Texas Wildflower Report: 2020 Spring Outlook
Copyright © 2021 by EquipU LLC
As of March 10, 2021, it appears that we are on track for a “hit and miss” season with bloom times close to or slightly later depending on overall temperatures during the rest of March. Most all areas in Texas have some locations that received normal to above normal rainfall in September 2020 to support some germination of seeds, but the rainfall throughout Texas for October and November was below normal with some exceptions. The below normal rainfall for October and November could be a major limiting factor for the number of plants that are actually out there. The winter rainfall although below normal in most areas should have been sufficient to sustain rosette growth. Some locations like some counties in the Hill Country received close to normal rainfall in the past 60 days. Winter temperatures for December through February were about one degree below average. The below normal temperature during the winter months might have been enough to satisfy the “vernalization” requirement for winter annuals.
September Rainfall was close to normal or well above normal for all major wildflower areas with the exception of Big Bend. The big question is whether this rainfall resulted in germination of plants and how many. Nearly all of our spring wildflower annuals including bluebonnets germinate in the fall from September through November until the ground is too cold to support germination. My research has shown that rainfall in October is critical for an above average season. All of the best years I have experienced resulted when the rainfall in October was normal to above normal. That said, it is also important to have normal rainfall and normal temperature ranges during the winter months.
Figure 1: September 2020 Departure from Normal Rainfall – blue to pink/violet is above normal rainfall
Figure 2: October 2020 Departure from Normal Rainfall – yellow to red-orange is below normal
The most crucial time for rainfall in the winter is during the months of January and February.

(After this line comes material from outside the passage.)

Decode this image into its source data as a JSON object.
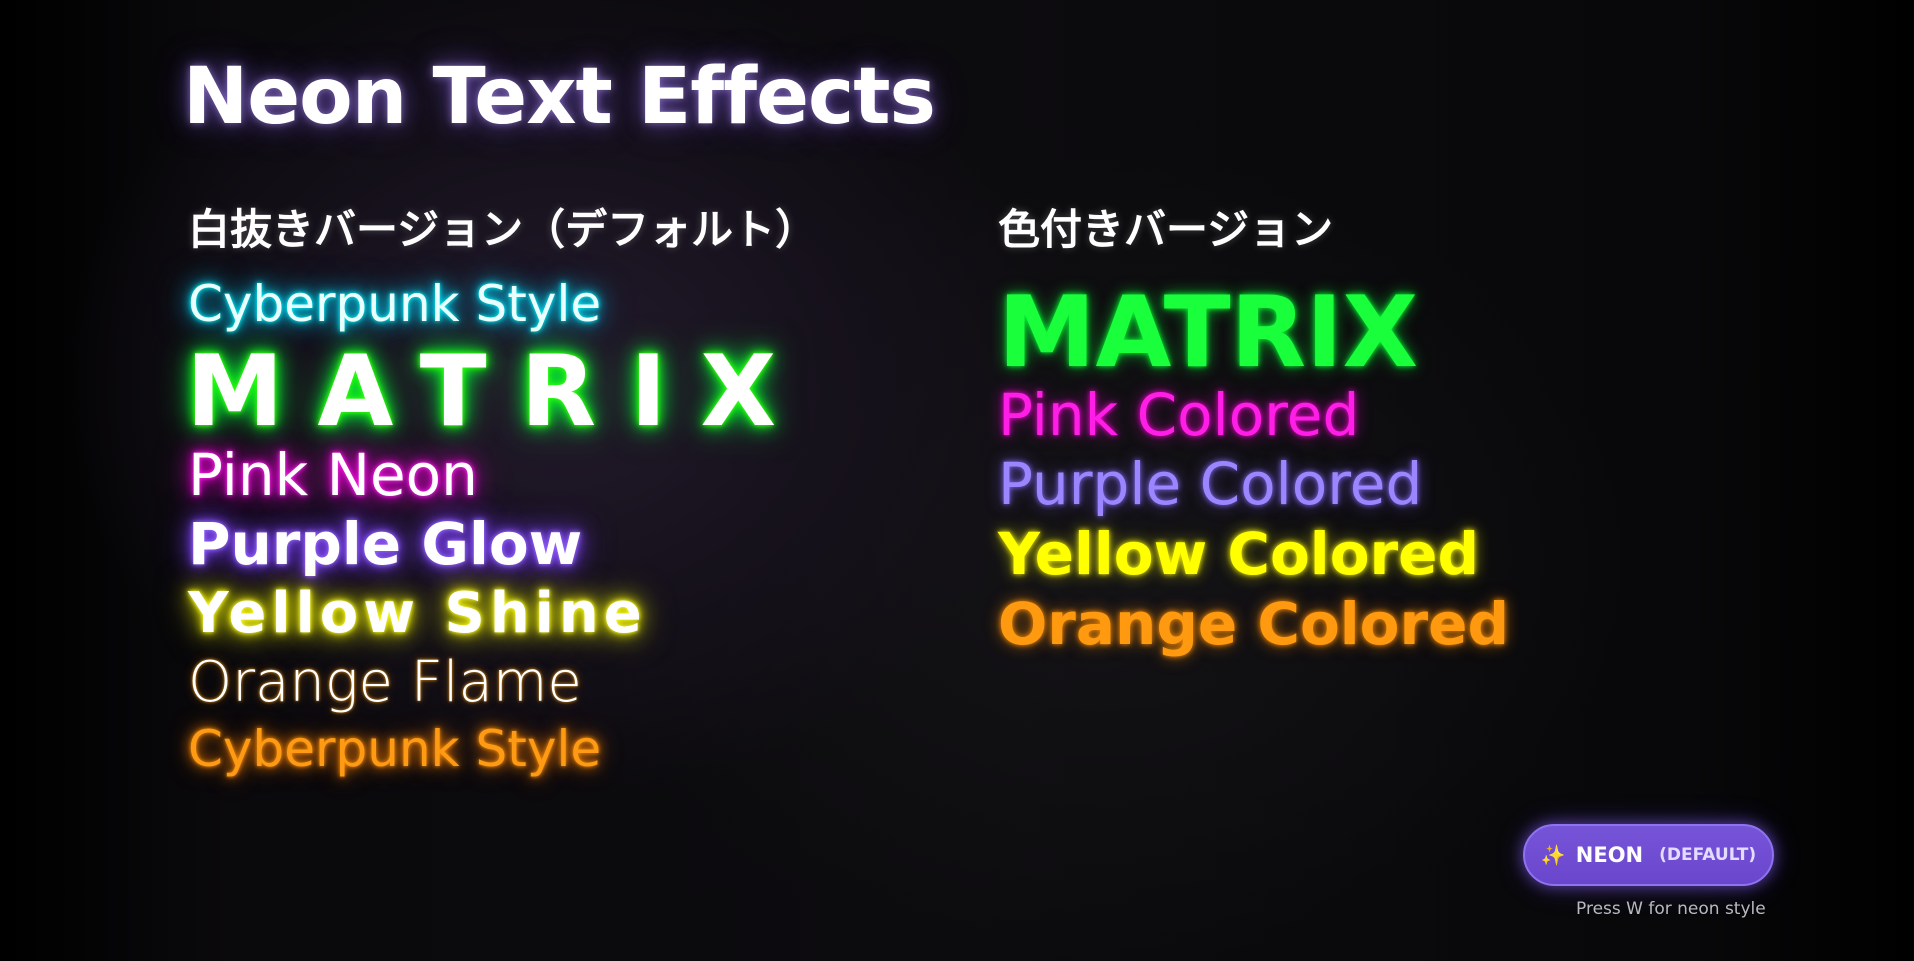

The 60-day departure from normal rainfall as of 3/9/2021 shows most areas with slightly below average rainfall with the exception of some counties in the Hill Country and the Big Bend areas. This is a negative factor for an average season, because the winter rainfall is crucial in helping the plants develop root systems that will support large healthy plants with lots of blooms. Anyone who has grown any plant from seed, knows that healthy roots yield larger and healthier plants.

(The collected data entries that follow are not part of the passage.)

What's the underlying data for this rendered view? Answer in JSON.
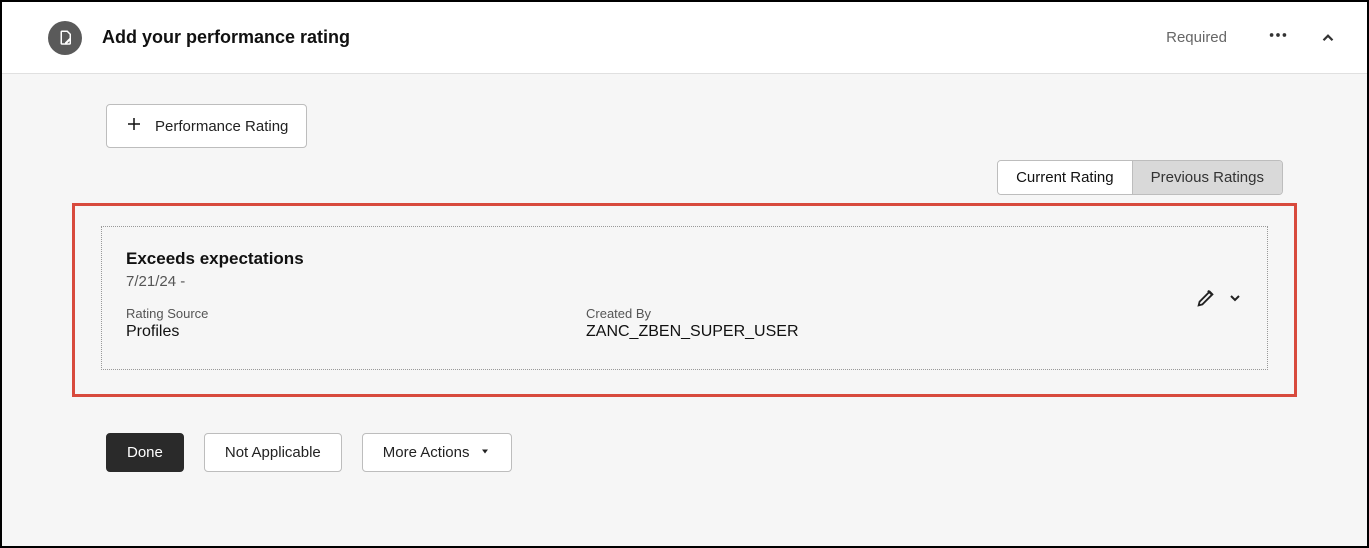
{
  "header": {
    "title": "Add your performance rating",
    "required_label": "Required"
  },
  "add_button_label": "Performance Rating",
  "tabs": {
    "current": "Current Rating",
    "previous": "Previous Ratings"
  },
  "rating_card": {
    "title": "Exceeds expectations",
    "date_range": "7/21/24 -",
    "source_label": "Rating Source",
    "source_value": "Profiles",
    "created_by_label": "Created By",
    "created_by_value": "ZANC_ZBEN_SUPER_USER"
  },
  "footer": {
    "done": "Done",
    "not_applicable": "Not Applicable",
    "more_actions": "More Actions"
  }
}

Figure 3: 60-day Departure from Normal Rainfall as of 3/9/2021 – no color is normal rainfall – yellow is below normal rainfall
Since 2000, our winter temperatures have trended warmer which has resulted in early blooms and in years with below normal rainfall shorter bloom times. Cold winters are important especially for cool season plants like our Texas bluebonnets. Studies have shown that bluebonnets need an extended period of cold temperatures below 40 degrees to help stimulate better blooms in spring. The temperatures for the December through February months were slightly below average which should have been sufficient for at least the bluebonnet plants. Cooler temperatures from February through April tend to result in later and longer bloom times, warmer temperatures tend to result in early and shorter bloom times.

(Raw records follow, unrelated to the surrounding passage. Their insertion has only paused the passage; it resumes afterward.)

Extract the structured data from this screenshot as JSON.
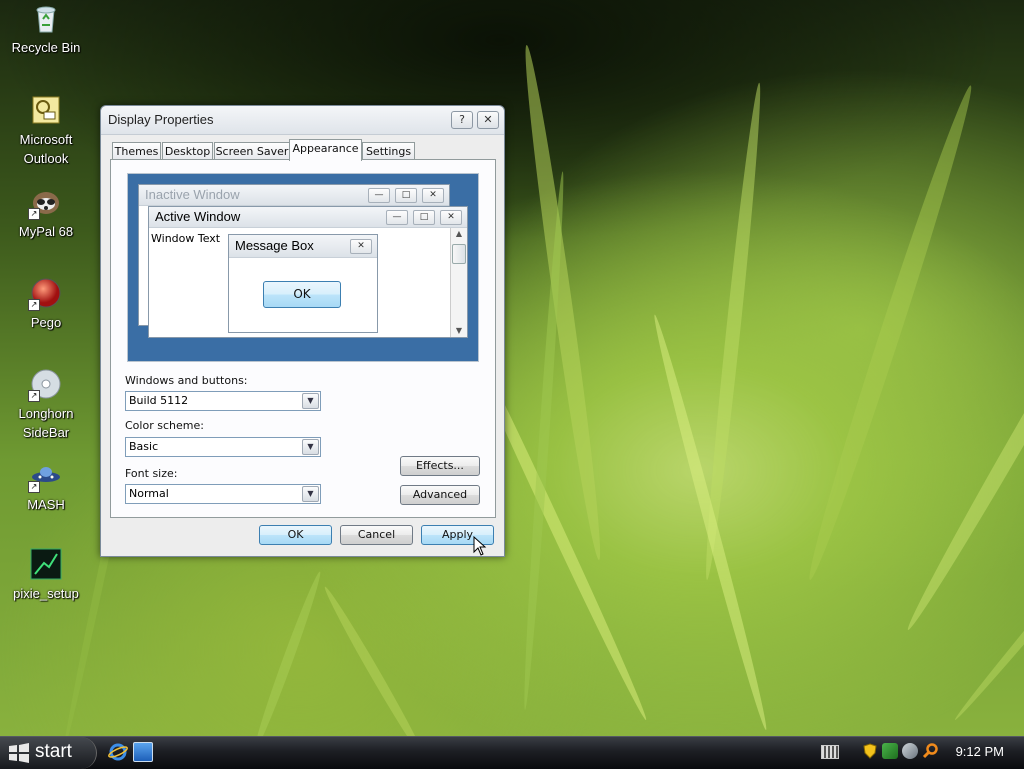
{
  "desktop": {
    "icons": [
      {
        "label": "Recycle Bin"
      },
      {
        "label": "Microsoft Outlook"
      },
      {
        "label": "MyPal 68"
      },
      {
        "label": "Pego"
      },
      {
        "label": "Longhorn SideBar"
      },
      {
        "label": "MASH"
      },
      {
        "label": "pixie_setup"
      }
    ]
  },
  "dialog": {
    "title": "Display Properties",
    "help_glyph": "?",
    "close_glyph": "✕",
    "tabs": [
      {
        "label": "Themes",
        "active": false
      },
      {
        "label": "Desktop",
        "active": false
      },
      {
        "label": "Screen Saver",
        "active": false
      },
      {
        "label": "Appearance",
        "active": true
      },
      {
        "label": "Settings",
        "active": false
      }
    ],
    "preview": {
      "inactive_title": "Inactive Window",
      "active_title": "Active Window",
      "window_text": "Window Text",
      "message_title": "Message Box",
      "message_ok": "OK"
    },
    "windows_buttons_label": "Windows and buttons:",
    "windows_buttons_value": "Build 5112",
    "color_scheme_label": "Color scheme:",
    "color_scheme_value": "Basic",
    "font_size_label": "Font size:",
    "font_size_value": "Normal",
    "effects_label": "Effects...",
    "advanced_label": "Advanced",
    "ok_label": "OK",
    "cancel_label": "Cancel",
    "apply_label": "Apply"
  },
  "taskbar": {
    "start_label": "start",
    "clock": "9:12 PM"
  },
  "colors": {
    "preview_desktop": "#3a6ea5",
    "taskbar": "#1c1e23",
    "button_blue": "#bce4fa"
  }
}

There are two negative factors – below normal October rainfall and below normal winter rainfall that make it difficult to forecast even an average season for most areas. I think the only hope is that the September rainfall was sufficient to result in enough seeds germinating into plants that remained healthy and viable until now. I tend to forecast on the conservative sides trying to promise less and hopefully more will develop. If I was able to get out this season, I would use the September and 60-day rainfall maps to help pick out spots to explore. I would also check for scouting reports that might give us a chance to know where the plants are.
Climate at a Glance: https://www.ncdc.noaa.gov/cag/
NOAA Observed Precipitation: https://water.weather.gov/precip/
About this Outlook
This Outlook is just a guide and does not guarantee that the reader will find displays of Texas bluebonnets/wildflowers along any of the areas mentioned. It is hoped that the information shared here will encourage you, the reader, to safely and respectfully venture out to enjoy the wonder and beauty of our state flower and the many other wildflowers in Texas. For current reports on bluebonnet and other wildflower sightings visit our Facebook page – Texas Wildflower Report.
When you do venture out to enjoy our Texas Bluebonnets and other wildflowers in bloom, please travel safely and be respectful of the private property of others. We do not encourage nor do we condone trespassing on private property to get that annual “kids in the bluebonnets” photo or any photo. The Texas Department of Public Safety provides some important guidelines on how to safely and legally enjoy viewing and photographing our Texas Wildflowers. You are strongly encouraged to read those guidelines before venturing out to explore.